Use Dimensions to Find More Clues
At this point, I’m not throwing out the whole city as there could be good traffic from there. I thought there was something else I hadn’t seen. What was special about this Boardman traffic?
I decided to go through other dimensions to see if anything else surfaced. One item that stood out was the Network Domain – amazonaws.com. Guess where one of Amazon’s data centers is located? While Amazon has a number of data center locations, one is Boardman.

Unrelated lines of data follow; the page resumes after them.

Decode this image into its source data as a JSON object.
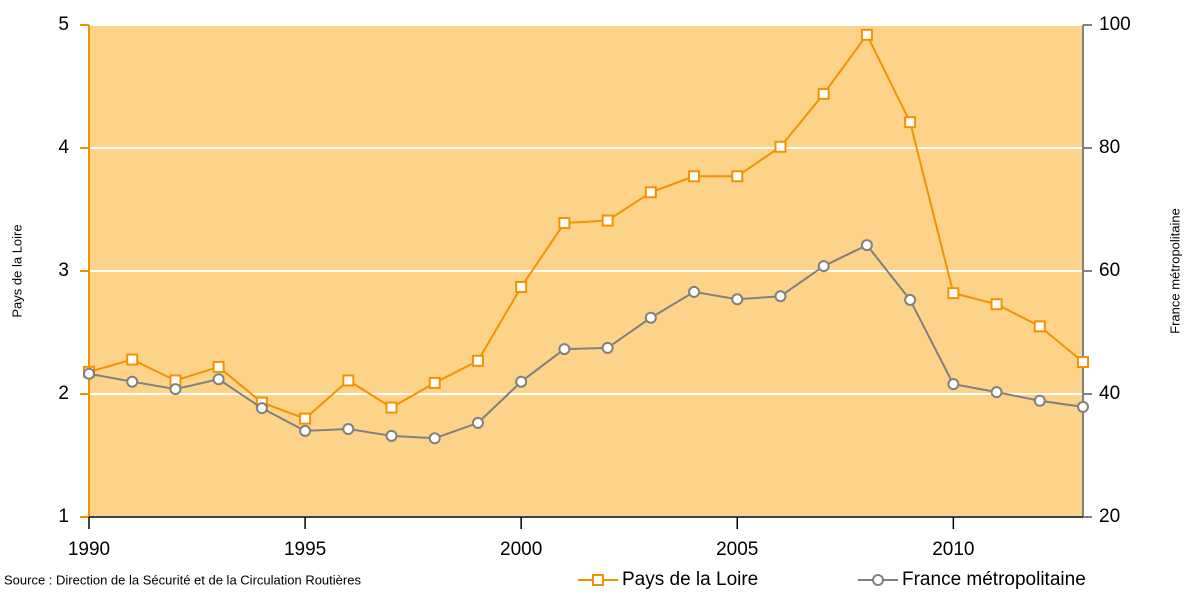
{
  "chart_data": {
    "type": "line",
    "x": [
      1990,
      1991,
      1992,
      1993,
      1994,
      1995,
      1996,
      1997,
      1998,
      1999,
      2000,
      2001,
      2002,
      2003,
      2004,
      2005,
      2006,
      2007,
      2008,
      2009,
      2010,
      2011,
      2012,
      2013
    ],
    "series": [
      {
        "name": "Pays de la Loire",
        "color": "#f39200",
        "marker": "square",
        "values": [
          2.18,
          2.28,
          2.11,
          2.22,
          1.93,
          1.8,
          2.11,
          1.89,
          2.09,
          2.27,
          2.87,
          3.39,
          3.41,
          3.64,
          3.77,
          3.77,
          4.01,
          4.44,
          4.92,
          4.21,
          2.82,
          2.73,
          2.55,
          2.26
        ]
      },
      {
        "name": "France métropolitaine",
        "color": "#808080",
        "marker": "circle",
        "axis": "y2",
        "values": [
          43.3,
          42.0,
          40.8,
          42.4,
          37.7,
          34.0,
          34.3,
          33.2,
          32.8,
          35.3,
          42.0,
          47.3,
          47.5,
          52.4,
          56.6,
          55.4,
          55.9,
          60.8,
          64.2,
          55.3,
          41.6,
          40.3,
          38.9,
          37.9
        ]
      }
    ],
    "ylabel": "Pays de la Loire",
    "y2label": "France métropolitaine",
    "source": "Source : Direction de la Sécurité et de la Circulation Routières",
    "xlim": [
      1990,
      2013
    ],
    "xticks": [
      1990,
      1995,
      2000,
      2005,
      2010
    ],
    "ylim": [
      1,
      5
    ],
    "yticks": [
      1,
      2,
      3,
      4,
      5
    ],
    "y2lim": [
      20,
      100
    ],
    "y2ticks": [
      20,
      40,
      60,
      80,
      100
    ],
    "grid": true,
    "background": "#fdd38a",
    "legend": "bottom"
  }
}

Apart from Amazon having a data center there, I still didn’t see the connection. The other oddity was they all had the same non-standard screen resolution of 800×600.
Don’t Jump to Conclusions
In this early stage, it’s easy to conclude there is some rogue bot or process that is messing with you. Continuing to try different dimensions, I used Source / Medium and saw that I knew the enemy so to speak.
The Source / Medium column revealed that our Boardman traffic was somehow related to our email service provider and CRM. I wish I could say more, but the service provider is still researching this issue.
Once I honed in on the email service provider, I was able to go back and see that this problem had been around for a while. The Boardman traffic jumps corresponded to days where we sent emails.
Include and Exclude Segments
At this point, we could’ve built a Google Analytics filter to exclude this traffic going forward. If you’re not familiar with Google filters, you can check out this nice article from Loves Data. However, we needed to clean up the past data and filters aren’t retroactive. If we didn’t do this, our comparison data would be off.
I decided one approach would be to create 2 segments. The first would include the Boardman traffic based on the conditions I observed. This segment quantified how much fluff traffic was coming from Boardman.
However, I wanted to build a complement segment that excluded this same traffic. This segment would primarily be used in reporting. If done correctly, the two segments would add to 100%.
Until we can get a resolution and/or directions from our vendor, we just use the Non-Boardman segment instead of All Users.
There were several lessons learned from this issue. The first is that there is something to that old adage, “location, location, location”. And aggregate numbers can hide data. Just remember, that while you may not know the cause of this traffic, you can always build a segment to exclude it.